Il apparait, en effet, que l’avis de résultat de contrôle adressé au représentant en douane concerné, lui annonçant l’intention de l’Administration de le redresser et lui indiquant le délai de trente jours dont il dispose pour faire part à l’Administration de ses observations écrites sur le sujet a été posté… le même jour que l’Administration a porté le montant de la dette estimée sur ses registres comptables.

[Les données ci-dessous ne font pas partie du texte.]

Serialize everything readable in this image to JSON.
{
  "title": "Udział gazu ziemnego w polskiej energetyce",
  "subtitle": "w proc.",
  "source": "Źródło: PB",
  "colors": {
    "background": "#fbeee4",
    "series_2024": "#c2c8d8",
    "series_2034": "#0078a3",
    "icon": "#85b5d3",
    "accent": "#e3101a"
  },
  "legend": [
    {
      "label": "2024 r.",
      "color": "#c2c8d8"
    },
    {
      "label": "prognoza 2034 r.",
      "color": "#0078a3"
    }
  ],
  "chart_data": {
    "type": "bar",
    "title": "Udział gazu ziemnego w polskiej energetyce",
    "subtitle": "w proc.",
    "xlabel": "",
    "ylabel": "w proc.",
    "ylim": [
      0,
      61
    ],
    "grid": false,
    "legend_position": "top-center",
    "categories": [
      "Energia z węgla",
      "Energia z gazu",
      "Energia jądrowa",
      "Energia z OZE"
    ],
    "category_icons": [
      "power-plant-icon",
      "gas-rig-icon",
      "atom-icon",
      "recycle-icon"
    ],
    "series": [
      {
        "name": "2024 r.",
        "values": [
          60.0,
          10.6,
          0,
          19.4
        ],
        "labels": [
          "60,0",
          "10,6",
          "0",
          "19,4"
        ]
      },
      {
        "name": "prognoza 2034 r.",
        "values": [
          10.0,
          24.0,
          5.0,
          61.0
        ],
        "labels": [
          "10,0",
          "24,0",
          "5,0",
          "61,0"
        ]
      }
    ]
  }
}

Or, de deux choses l’une : soit l’Administration accorde au justiciable la possibilité de débattre de la décision qu’elle s’apprête à prendre à son encontre et envisage que les arguments qu’il avance puissent la persuader de renoncer à redresser, soit la décision de redresser de l’Administration est déjà prise de façon irrévocable et le délai de trente jours imparti à l’opérateur pour fournir ses « observations écrites quant au résultat du contrôle afin de permettre à l’Administration de statuer sur les suites à y donner » est un pur artifice procédural !
 
Rappelons que les articles 218, § 3, et 221 § 1, du Code des douanes communautaire, repris par les articles 102, § 3, et 105, § 3, du CDU, obligent les Administrations douanières à « prendre en compte » (i.e. à porter dans ses registres comptables) les droits de douane identifiés lors des contrôles a posteriori comme étant exigibles, dès qu’elles « sont en mesure de déterminer le montant des droits à l'importation ou à l'exportation exigibles et d'arrêter une décision en la matière ». Or, l’Administration des douanes ne peut décider du montant de la dette, ni de l’identité de son débiteur, qu’après avoir entendu la personne à qui elle projette de notifier la dette sur le principe du redressement et sur son quantum par le biais du « droit d’être entendu ». C’est seulement si les observations produites par la personne concernée en réponse à cette interrogation, contenue le plus souvent dans l’avis de résultat de contrôle, ne convainquent pas l’Administration que cette dernière peut prendre une décision sur l’existence et le quantum de la dette évoquée et procéder à l'inscription de son montant dans ses registres comptables en émettant une liquidation supplémentaire.
 
La « mécanique » du jeu du droit d’être entendu semble donc connaître des « défauts de fabrication » et la vigilance est à nouveau de rigueur.